Kırık riskinin ortaya konulması için kullanılan çizelgeye göre, değerlendirilmesi gereken dört ana faktör bulunduğunu söyleyen Prof. Akı bunları; kemik yoğunluğu ölçümü, yaş, daha önce geçirilen osteoporotik kırık ve annenin kırık öyküsü olarak sıraladı. Akı, kırığa olan eğilimin kemik sertliği ve kemik kalitesi olmak üzere iki başlık altında değerlendirilmesi gerektiğini belirterek, "Yaş ile birlikte kemiğin yoğunluğu azaldığı gibi kalitesi de bozuluyor. 40 ve 80 yaşındaki iki insanın kemik yoğunluğu değerleri aynı olsa da yaşla birlikte kemik kalitesi bozuluyor ve kırık riski 8 kat artıyor. Bu nedenle ileri yaş gruplarında kemik yoğunluğuna bakmadan, kemik kalitesinin bozulduğu göz önüne alınarak tedaviye başlanabiliyor" dedi.
Bir diğer faktörün de cinsiyet olduğunu söyleyen Prof.
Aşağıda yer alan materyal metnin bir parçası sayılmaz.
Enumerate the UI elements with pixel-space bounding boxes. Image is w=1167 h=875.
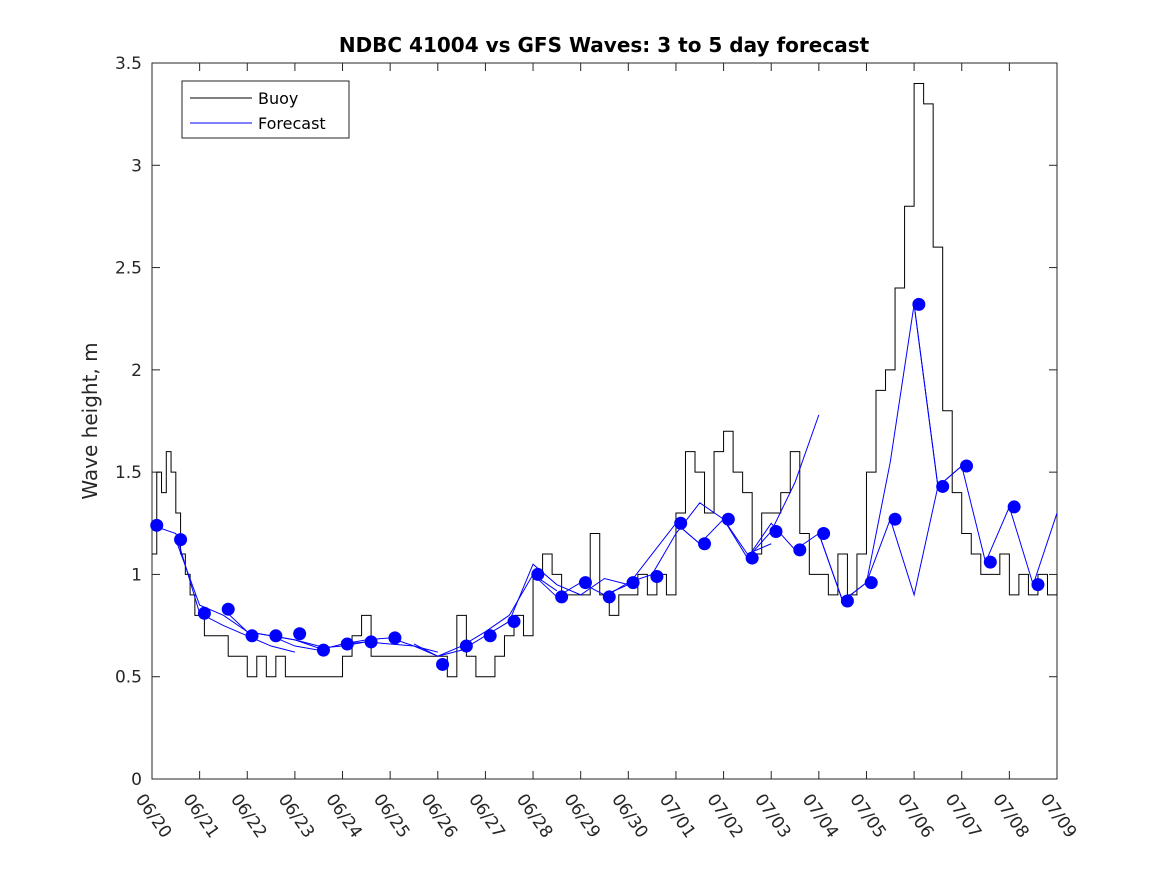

Dr. Akı, kadınların menopoza girmesiyle birlikte, kemikleri koruyucu etkisi olan östrojen hormonunun azaldığını ve bunun sonucunda kırık riskinin arttığını belirtti.
Osteoporoz riski üzerinde etkili olan birtakım ikincil faktörler de var. Bunlar arasında; içki ve sigara kullanımı, hareketsiz yaşam, tiroid hormonu kullanımı, kronik akciğer hastalıkları, inflamatuar bağırsak hastalıkları, romatoit artrit, erkeklerde prostat, kadınlarda ise meme kanseri tedavisi görmek ile organ nakli yer alıyor.